"The Help" by Kathryn Stockett

My Aunt Yvonne sent this book to me and I read it in 2 days. Really, in 2 halves of days. My friend Amy had recommended it. Everything my friend Amy has recommended I jump on because she's got excellent taste in books. So I started reading.

You know how there is a certain point in a book where you say, "ah-ha! I am going to finish this book!" Well, at least, that's how I am. Usually it's in the middle somewhere. This book, it was on the first page. Specifically why: I really liked Aibileen's voice. It was fun to read a book written in a southern accent. I could hear her in my mind.

I loved the book. Great read. The epilogue, written by Stockett, made me cry. For about a second, and then I had to tend to my toddler who was whining about me not paying attention to her for half a day. I smell a movie.

She did an excellent job with the tension. I felt really nervous for the characters. I felt their worries. She really showed that well. She also did an excellent job with her setting. It felt like I was there. I could see the silver and feel the heat. Maybe this is because it was in the 80's today here in Houston. But really, she did an outstanding job with her setting.

Except for two things.

One, I was extremely disappointed at her lack of good male characters. There wasn't a single one. Seriously? I mean, I just don't believe that there were zero good men in Jackson, Mississippi at that time. All of her men were either chauvinists, bigots, unhappily married, psycho-naked-homeless, "whores" to their father's political career, oblivious, or wife-abusers. Stockett seems to have something against men in general. Oh yeah, and all of the ones with children were terrible fathers.

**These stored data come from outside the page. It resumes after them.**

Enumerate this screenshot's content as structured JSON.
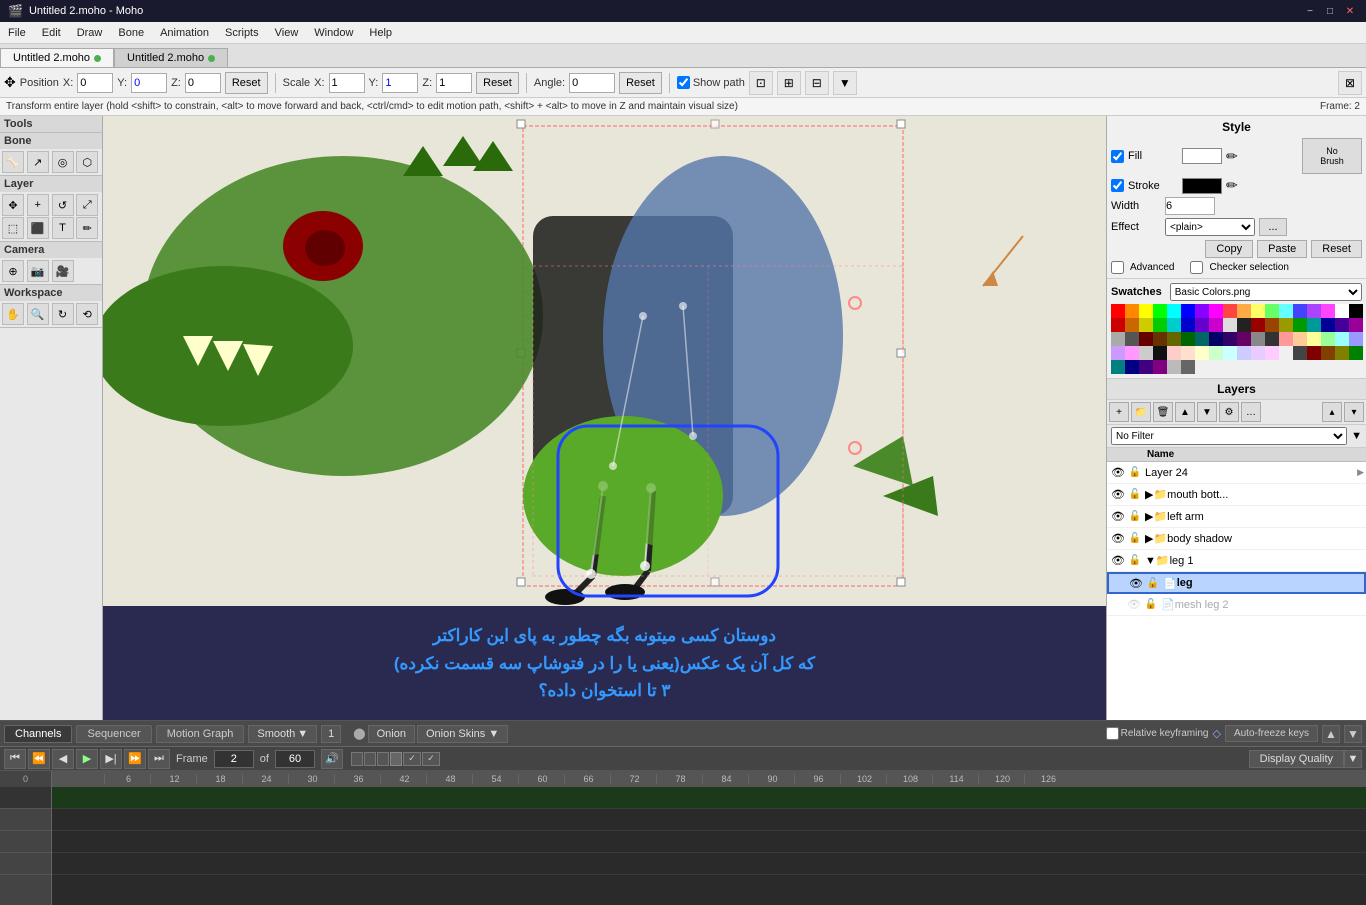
{
  "app": {
    "title": "Untitled 2.moho - Moho",
    "icon": "moho-icon"
  },
  "titlebar": {
    "title": "Untitled 2.moho - Moho",
    "minimize": "−",
    "maximize": "□",
    "close": "✕"
  },
  "menubar": {
    "items": [
      "File",
      "Edit",
      "Draw",
      "Bone",
      "Animation",
      "Scripts",
      "View",
      "Window",
      "Help"
    ]
  },
  "tabs": [
    {
      "label": "Untitled 2.moho",
      "active": true,
      "modified": true
    },
    {
      "label": "Untitled 2.moho",
      "active": false,
      "modified": true
    }
  ],
  "toolbar": {
    "position_label": "Position",
    "x_label": "X:",
    "x_val": "0",
    "y_label": "Y:",
    "y_val": "0",
    "z_label": "Z:",
    "z_val": "0",
    "reset1_label": "Reset",
    "scale_label": "Scale",
    "sx_label": "X:",
    "sx_val": "1",
    "sy_label": "Y:",
    "sy_val": "1",
    "sz_label": "Z:",
    "sz_val": "1",
    "reset2_label": "Reset",
    "angle_label": "Angle:",
    "angle_val": "0",
    "reset3_label": "Reset",
    "show_path": "Show path"
  },
  "statusbar": {
    "hint": "Transform entire layer (hold <shift> to constrain, <alt> to move forward and back, <ctrl/cmd> to edit motion path, <shift> + <alt> to move in Z and maintain visual size)",
    "frame": "Frame: 2"
  },
  "leftpanel": {
    "tools_label": "Tools",
    "bone_label": "Bone",
    "layer_label": "Layer",
    "camera_label": "Camera",
    "workspace_label": "Workspace"
  },
  "canvas": {
    "selection_visible": true,
    "annotation_line1": "دوستان کسی میتونه بگه چطور به پای این کاراکتر",
    "annotation_line2": "که کل آن یک عکس(یعنی یا را در فتوشاپ سه قسمت نکرده)",
    "annotation_line3": "۳ تا استخوان داده؟"
  },
  "style_panel": {
    "title": "Style",
    "fill_label": "Fill",
    "stroke_label": "Stroke",
    "width_label": "Width",
    "width_val": "6",
    "effect_label": "Effect",
    "effect_val": "<plain>",
    "no_brush": "No\nBrush",
    "copy_label": "Copy",
    "paste_label": "Paste",
    "reset_label": "Reset",
    "advanced_label": "Advanced",
    "checker_label": "Checker selection"
  },
  "swatches": {
    "label": "Swatches",
    "preset": "Basic Colors.png",
    "colors": [
      "#ff0000",
      "#ff8800",
      "#ffff00",
      "#00ff00",
      "#00ffff",
      "#0000ff",
      "#8800ff",
      "#ff00ff",
      "#ff4444",
      "#ffaa44",
      "#ffff66",
      "#66ff66",
      "#66ffff",
      "#4444ff",
      "#aa44ff",
      "#ff44ff",
      "#ffffff",
      "#000000",
      "#cc0000",
      "#cc6600",
      "#cccc00",
      "#00cc00",
      "#00cccc",
      "#0000cc",
      "#6600cc",
      "#cc00cc",
      "#dddddd",
      "#222222",
      "#990000",
      "#994400",
      "#999900",
      "#009900",
      "#009999",
      "#000099",
      "#440099",
      "#990099",
      "#aaaaaa",
      "#555555",
      "#660000",
      "#663300",
      "#666600",
      "#006600",
      "#006666",
      "#000066",
      "#330066",
      "#660066",
      "#888888",
      "#333333",
      "#ff9999",
      "#ffcc99",
      "#ffff99",
      "#99ff99",
      "#99ffff",
      "#9999ff",
      "#cc99ff",
      "#ff99ff",
      "#cccccc",
      "#111111",
      "#ffcccc",
      "#ffe0cc",
      "#ffffcc",
      "#ccffcc",
      "#ccffff",
      "#ccccff",
      "#e8ccff",
      "#ffccff",
      "#f0f0f0",
      "#444444",
      "#800000",
      "#804000",
      "#808000",
      "#008000",
      "#008080",
      "#000080",
      "#400080",
      "#800080",
      "#bbbbbb",
      "#666666"
    ]
  },
  "layers": {
    "title": "Layers",
    "filter": "No Filter",
    "headers": [
      "Name"
    ],
    "items": [
      {
        "id": 1,
        "name": "Layer 24",
        "type": "layer",
        "visible": true,
        "locked": false,
        "indent": 0
      },
      {
        "id": 2,
        "name": "mouth bott...",
        "type": "folder",
        "visible": true,
        "locked": false,
        "indent": 0
      },
      {
        "id": 3,
        "name": "left arm",
        "type": "folder",
        "visible": true,
        "locked": false,
        "indent": 0
      },
      {
        "id": 4,
        "name": "body shadow",
        "type": "folder",
        "visible": true,
        "locked": false,
        "indent": 0
      },
      {
        "id": 5,
        "name": "leg 1",
        "type": "folder",
        "visible": true,
        "locked": false,
        "indent": 0,
        "expanded": true
      },
      {
        "id": 6,
        "name": "leg",
        "type": "layer",
        "visible": true,
        "locked": false,
        "indent": 1,
        "selected": true,
        "highlighted": true
      },
      {
        "id": 7,
        "name": "mesh leg 2",
        "type": "layer",
        "visible": false,
        "locked": false,
        "indent": 1
      }
    ]
  },
  "timeline": {
    "channels_tab": "Channels",
    "sequencer_tab": "Sequencer",
    "motion_graph_tab": "Motion Graph",
    "smooth_label": "Smooth",
    "smooth_num": "1",
    "onion_label": "Onion",
    "onion_skins_label": "Onion Skins",
    "relative_keyframe": "Relative keyframing",
    "auto_freeze": "Auto-freeze keys",
    "frame_label": "Frame",
    "frame_val": "2",
    "of_label": "of",
    "total_frames": "60",
    "display_quality": "Display Quality",
    "ticks": [
      "0",
      "6",
      "12",
      "18",
      "24",
      "30",
      "36",
      "42",
      "48",
      "54",
      "60",
      "66",
      "72",
      "78",
      "84",
      "90",
      "96",
      "102",
      "108",
      "114",
      "120",
      "126"
    ]
  },
  "comment": {
    "line1": "دوستان کسی میتونه بگه چطور به پای این کاراکتر",
    "line2": "که کل آن یک عکس(یعنی یا را در فتوشاپ سه قسمت نکرده)",
    "line3": "۳ تا استخوان داده؟"
  }
}
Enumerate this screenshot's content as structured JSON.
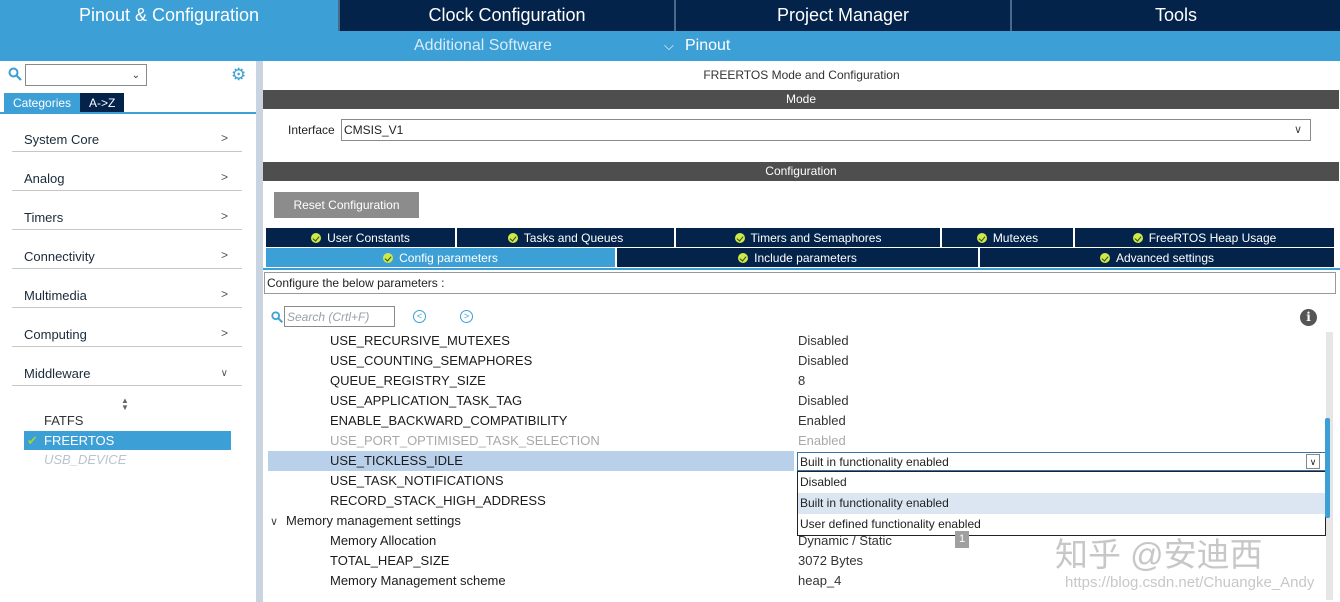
{
  "top_tabs": [
    "Pinout & Configuration",
    "Clock Configuration",
    "Project Manager",
    "Tools"
  ],
  "subbar": {
    "additional_software": "Additional Software",
    "pinout": "Pinout"
  },
  "sidebar": {
    "tabs": [
      "Categories",
      "A->Z"
    ],
    "categories": [
      "System Core",
      "Analog",
      "Timers",
      "Connectivity",
      "Multimedia",
      "Computing",
      "Middleware"
    ],
    "middleware_items": [
      "FATFS",
      "FREERTOS",
      "USB_DEVICE"
    ]
  },
  "main": {
    "title": "FREERTOS Mode and Configuration",
    "mode_bar": "Mode",
    "interface_label": "Interface",
    "interface_value": "CMSIS_V1",
    "config_bar": "Configuration",
    "reset_button": "Reset Configuration",
    "tabs_row1": [
      "User Constants",
      "Tasks and Queues",
      "Timers and Semaphores",
      "Mutexes",
      "FreeRTOS Heap Usage"
    ],
    "tabs_row2": [
      "Config parameters",
      "Include parameters",
      "Advanced settings"
    ],
    "hint": "Configure the below parameters :",
    "search_placeholder": "Search (Crtl+F)",
    "params": [
      {
        "name": "USE_RECURSIVE_MUTEXES",
        "value": "Disabled"
      },
      {
        "name": "USE_COUNTING_SEMAPHORES",
        "value": "Disabled"
      },
      {
        "name": "QUEUE_REGISTRY_SIZE",
        "value": "8"
      },
      {
        "name": "USE_APPLICATION_TASK_TAG",
        "value": "Disabled"
      },
      {
        "name": "ENABLE_BACKWARD_COMPATIBILITY",
        "value": "Enabled"
      },
      {
        "name": "USE_PORT_OPTIMISED_TASK_SELECTION",
        "value": "Enabled"
      },
      {
        "name": "USE_TICKLESS_IDLE",
        "value": "Built in functionality enabled"
      },
      {
        "name": "USE_TASK_NOTIFICATIONS",
        "value": ""
      },
      {
        "name": "RECORD_STACK_HIGH_ADDRESS",
        "value": ""
      }
    ],
    "group_memory": "Memory management settings",
    "memory_params": [
      {
        "name": "Memory Allocation",
        "value": "Dynamic / Static"
      },
      {
        "name": "TOTAL_HEAP_SIZE",
        "value": "3072 Bytes"
      },
      {
        "name": "Memory Management scheme",
        "value": "heap_4"
      }
    ],
    "dropdown_options": [
      "Disabled",
      "Built in functionality enabled",
      "User defined functionality enabled"
    ],
    "tooltip": "1"
  },
  "watermark": {
    "line1": "知乎 @安迪西",
    "line2": "https://blog.csdn.net/Chuangke_Andy"
  }
}
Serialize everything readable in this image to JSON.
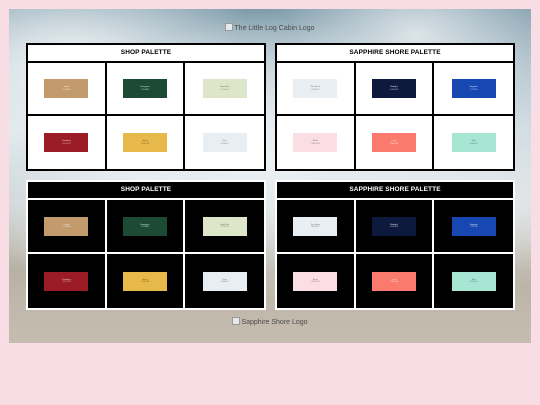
{
  "logos": {
    "top_alt": "The Little Log Cabin Logo",
    "bottom_alt": "Sapphire Shore Logo"
  },
  "palettes": [
    {
      "title": "SHOP PALETTE",
      "swatches": [
        {
          "color": "#c39a6b",
          "name": "Camel",
          "hex": "#C39A6B"
        },
        {
          "color": "#1d4a34",
          "name": "Evergreen",
          "hex": "#1D4A34"
        },
        {
          "color": "#dde6c9",
          "name": "Sage Mist",
          "hex": "#DDE6C9"
        },
        {
          "color": "#9c1c25",
          "name": "Cranberry",
          "hex": "#9C1C25"
        },
        {
          "color": "#e6b94a",
          "name": "Honey",
          "hex": "#E6B94A"
        },
        {
          "color": "#e8eff2",
          "name": "Frost",
          "hex": "#E8EFF2"
        }
      ]
    },
    {
      "title": "SAPPHIRE SHORE PALETTE",
      "swatches": [
        {
          "color": "#e8eef1",
          "name": "Sea Foam",
          "hex": "#E8EEF1"
        },
        {
          "color": "#0d1a3d",
          "name": "Midnight",
          "hex": "#0D1A3D"
        },
        {
          "color": "#1747b0",
          "name": "Sapphire",
          "hex": "#1747B0"
        },
        {
          "color": "#fbdde4",
          "name": "Blush",
          "hex": "#FBDDE4"
        },
        {
          "color": "#fa7a6e",
          "name": "Coral",
          "hex": "#FA7A6E"
        },
        {
          "color": "#a8e6d4",
          "name": "Mint",
          "hex": "#A8E6D4"
        }
      ]
    }
  ],
  "colors": {
    "page_background": "#f9dde4",
    "light_panel": "#ffffff",
    "dark_panel": "#000000"
  }
}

Two, I was also discouraged that there were zero happy female housewives. Come to think of it, there were zero happy, normal marriages, white or black! There was only one that came close, Celia and Johnny, and he was too stupid to realize that his wife had four miscarriages? And she was on the brink of leaving him because she didn't fit in with the society ladies? Okay, that's seriously not normal.

I think that those two gaping flaws in the book portray more truth about Stockett's personal biases than reality of life in Mississippi in the 1960's.

To be honest, the main story of trying to get the book published wasn't super exciting to me; The main reason I enjoyed this book was that it explored something I had literally never thought of. That, and Stockett did an excellent job with making you feel like you knew her characters. I really felt like I could see them, like I was there. Well, in a man-hating, marriage-hating version of there.

Anyway, it's a very interesting book with a fascinating theme: the relationships between rich white southern women and their poor black maids in the 1960's. I would highly recommend it!

1 comment:

  1. Eh hem... Kate, you're still not following my blog, according to your list of "Blogs I Read".

    I read this book too and I really liked it. However, I don't think I enjoyed reading Aibileen's southern voice as much as you did because I hear that accent every day at work and, to be honest, at first it turned me off to the book. After the first couple pages I had to put it off for several weeks until I got to a better, more healthy place in my life where reading the Southern accent wouldn't annoy me. After I got over that I grew to love Aibileen and her style.

    And I totally agree that there was a serious lack in normal relationships. In fact, I feel like there was a lack of kind, good characters in general aside from the maids and Skeeter. Skeeter's friends are all horrible. And I was really disappointed with the love interest.

    Anyway, I'm glad you enjoyed the story!